Thursday's Census Bureau release showed Americans spent $757.1 billion at retail in April, the third straight monthly increase, with gas station receipts up 2.8% on the month after March's 13.7% surge. Strip out gas, autos, building materials, and food service — the GDP-relevant "control group" — and core sales rose 0.46%, ahead of forecasts. But the headline is in nominal dollars, and with April CPI running at 3.8%, real retail sales actually fell on the month for the first time this year. The K-shape continues to deepen: clothing stores were down 1.5%, furniture down 2%, department stores down 3.2%; nonstore retail was up 11.1% from a year ago.

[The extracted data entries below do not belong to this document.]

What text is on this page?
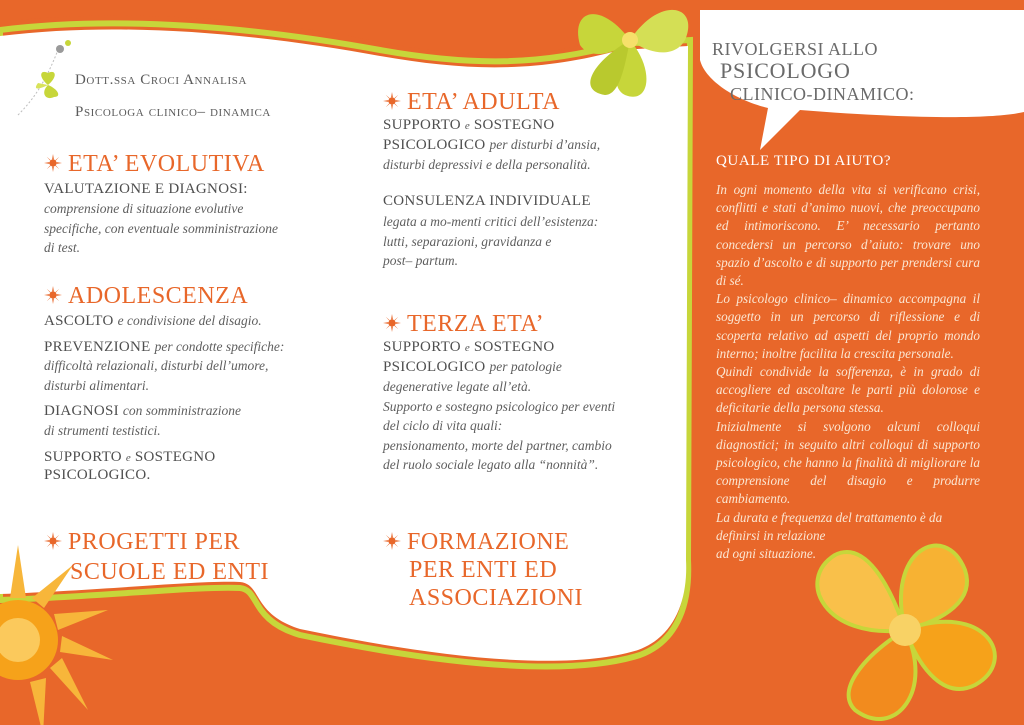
Dott.ssa Croci Annalisa
Psicologa clinico– dinamica
ETA’ EVOLUTIVA
VALUTAZIONE E DIAGNOSI:
comprensione di situazione evolutive
specifiche, con eventuale somministrazione
di test.
ADOLESCENZA
ASCOLTO e condivisione del disagio.
PREVENZIONE per condotte specifiche:
difficoltà relazionali, disturbi dell’umore,
disturbi alimentari.
DIAGNOSI con somministrazione
di strumenti testistici.
SUPPORTO e SOSTEGNO
PSICOLOGICO.
PROGETTI PER
SCUOLE ED ENTI
ETA’ ADULTA
SUPPORTO e SOSTEGNO
PSICOLOGICO per disturbi d’ansia,
disturbi depressivi e della personalità.
CONSULENZA INDIVIDUALE
legata a mo-menti critici dell’esistenza:
lutti, separazioni, gravidanza e
post– partum.
TERZA ETA’
SUPPORTO e SOSTEGNO
PSICOLOGICO per patologie
degenerative legate all’età.
Supporto e sostegno psicologico per eventi
del ciclo di vita quali:
pensionamento, morte del partner, cambio
del ruolo sociale legato alla “nonnità”.
FORMAZIONE
PER ENTI ED
ASSOCIAZIONI
RIVOLGERSI ALLO
PSICOLOGO
CLINICO-DINAMICO:
QUALE TIPO DI AIUTO?
In ogni momento della vita si verificano crisi, conflitti e stati d’animo nuovi, che preoccupano ed intimoriscono. E’ necessario pertanto concedersi un percorso d’aiuto: trovare uno spazio d’ascolto e di supporto per prendersi cura di sé.
Lo psicologo clinico– dinamico accompagna il soggetto in un percorso di riflessione e di scoperta relativo ad aspetti del proprio mondo interno; inoltre facilita la crescita personale.
Quindi condivide la sofferenza, è in grado di accogliere ed ascoltare le parti più dolorose e deficitarie della persona stessa.
Inizialmente si svolgono alcuni colloqui diagnostici; in seguito altri colloqui di supporto psicologico, che hanno la finalità di migliorare la comprensione del disagio e produrre cambiamento.
La durata e frequenza del trattamento è da
definirsi in relazione
ad ogni situazione.
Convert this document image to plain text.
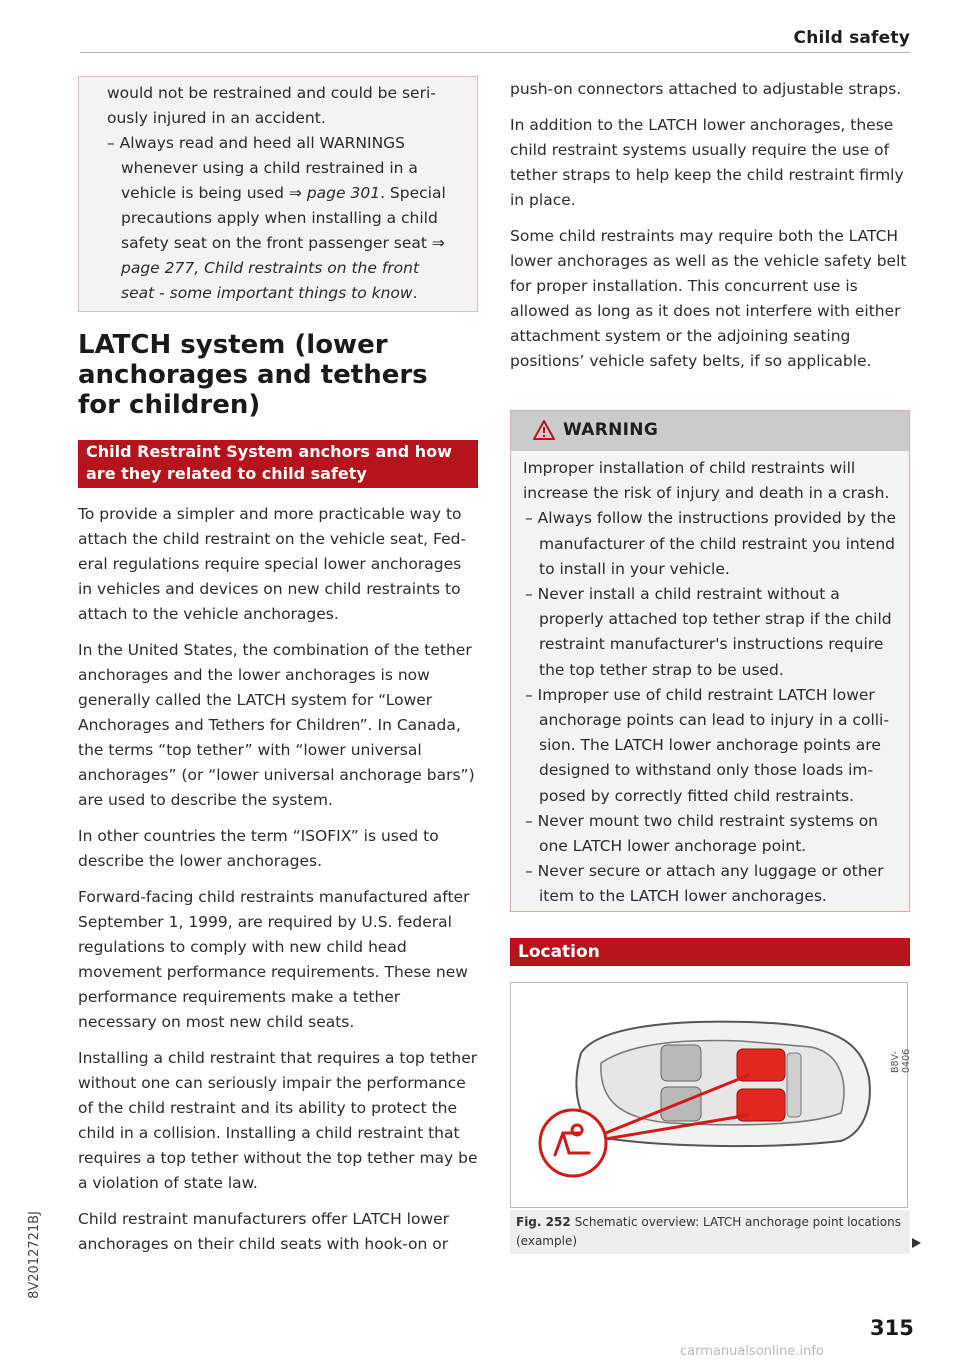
Child safety

would not be restrained and could be seriously injured in an accident.

– Always read and heed all WARNINGS whenever using a child restrained in a vehicle is being used ⇒ page 301. Special precautions apply when installing a child safety seat on the front passenger seat ⇒ page 277, Child restraints on the front seat - some important things to know.

LATCH system (lower anchorages and tethers for children)
Child Restraint System anchors and how are they related to child safety

To provide a simpler and more practicable way to attach the child restraint on the vehicle seat, Federal regulations require special lower anchorages in vehicles and devices on new child restraints to attach to the vehicle anchorages.

In the United States, the combination of the tether anchorages and the lower anchorages is now generally called the LATCH system for “Lower Anchorages and Tethers for Children”. In Canada, the terms “top tether” with “lower universal anchorages” (or “lower universal anchorage bars”) are used to describe the system.

In other countries the term “ISOFIX” is used to describe the lower anchorages.

Forward-facing child restraints manufactured after September 1, 1999, are required by U.S. federal regulations to comply with new child head movement performance requirements. These new performance requirements make a tether necessary on most new child seats.

Installing a child restraint that requires a top tether without one can seriously impair the performance of the child restraint and its ability to protect the child in a collision. Installing a child restraint that requires a top tether without the top tether may be a violation of state law.

Child restraint manufacturers offer LATCH lower anchorages on their child seats with hook-on or

push-on connectors attached to adjustable straps.

In addition to the LATCH lower anchorages, these child restraint systems usually require the use of tether straps to help keep the child restraint firmly in place.

Some child restraints may require both the LATCH lower anchorages as well as the vehicle safety belt for proper installation. This concurrent use is allowed as long as it does not interfere with either attachment system or the adjoining seating positions’ vehicle safety belts, if so applicable.

WARNING

Improper installation of child restraints will increase the risk of injury and death in a crash.

– Always follow the instructions provided by the manufacturer of the child restraint you intend to install in your vehicle.

– Never install a child restraint without a properly attached top tether strap if the child restraint manufacturer's instructions require the top tether strap to be used.

– Improper use of child restraint LATCH lower anchorage points can lead to injury in a collision. The LATCH lower anchorage points are designed to withstand only those loads imposed by correctly fitted child restraints.

– Never mount two child restraint systems on one LATCH lower anchorage point.

– Never secure or attach any luggage or other item to the LATCH lower anchorages.

Location
B8V-0406
Fig. 252 Schematic overview: LATCH anchorage point locations (example)
315
8V2012721BJ
carmanualsonline.info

Source: U.S. Census Bureau — Advance Monthly Retail Trade, April 2026 / CNN Business

04
7

The S&P 500 Just Closed Out Its Seventh Consecutive Weekly Gain Friday — Its Longest Streak Since Late 2024 — Even as Hot CPI and PPI Prints Pushed the 10-Year Yield to a 2026 High

Both the S&P 500 and the Nasdaq 100 carved out fresh all-time highs last week, extending a powerful rally from the late-March lows that has now run seven weeks. The S&P is up roughly 30% in total return since the November 2024 election. Driving it: a Q1 earnings season tracking 27.7% growth, hyperscaler AI capex commitments of $725 billion for 2026, and a market that has decided — for now — that war-driven inflation can coexist with record corporate margins. The 10-year Treasury yield, meanwhile, sits at its highest level of 2026 after last week's hot inflation prints. Stocks and bonds are telling different stories, and only one of them can be right.

Source: IG / TheStreet / S&P Global

05
$1.46M

Americans Now Say They Need $1.46 Million to Retire Comfortably — Up $200,000 From Last Year — While the Median Working-Age American Has Roughly $87,000 Saved

Northwestern Mutual's 2026 Planning & Progress Study, released April 1, found Americans' "magic number" for a comfortable retirement climbed to $1.46 million, a 15.9% jump from 2025's $1.26 million target and the largest one-year increase in the survey's history. Forty-six percent of respondents say they don't expect to be financially prepared for retirement; 48% believe it's somewhat or very likely they will outlive their savings. The gap between aspiration and reality has rarely been wider: Federal Reserve data put the median retirement balance for Americans aged 55–64 at $185,000, less than 13% of the new "magic number." The math is unforgiving, but it's also been unforgiving for a while.

Source: Northwestern Mutual — 2026 Planning & Progress Study / Federal Reserve Survey of Consumer Finances

Sources

  1. 1.Multpl / GuruFocus — Shiller P/E / The Motley Fool
  2. 2.Reuters / Al Jazeera / CNBC
  3. 3.U.S. Census Bureau — Advance Monthly Retail Trade, April 2026 / CNN Business
  4. 4.IG / TheStreet / S&P Global
  5. 5.Northwestern Mutual — 2026 Planning & Progress Study / Federal Reserve Survey of Consumer Finances

The 5-Stat is for educational and informational purposes only and does not constitute financial, tax, or legal advice. Statistics are sourced from public data and may be rounded for clarity.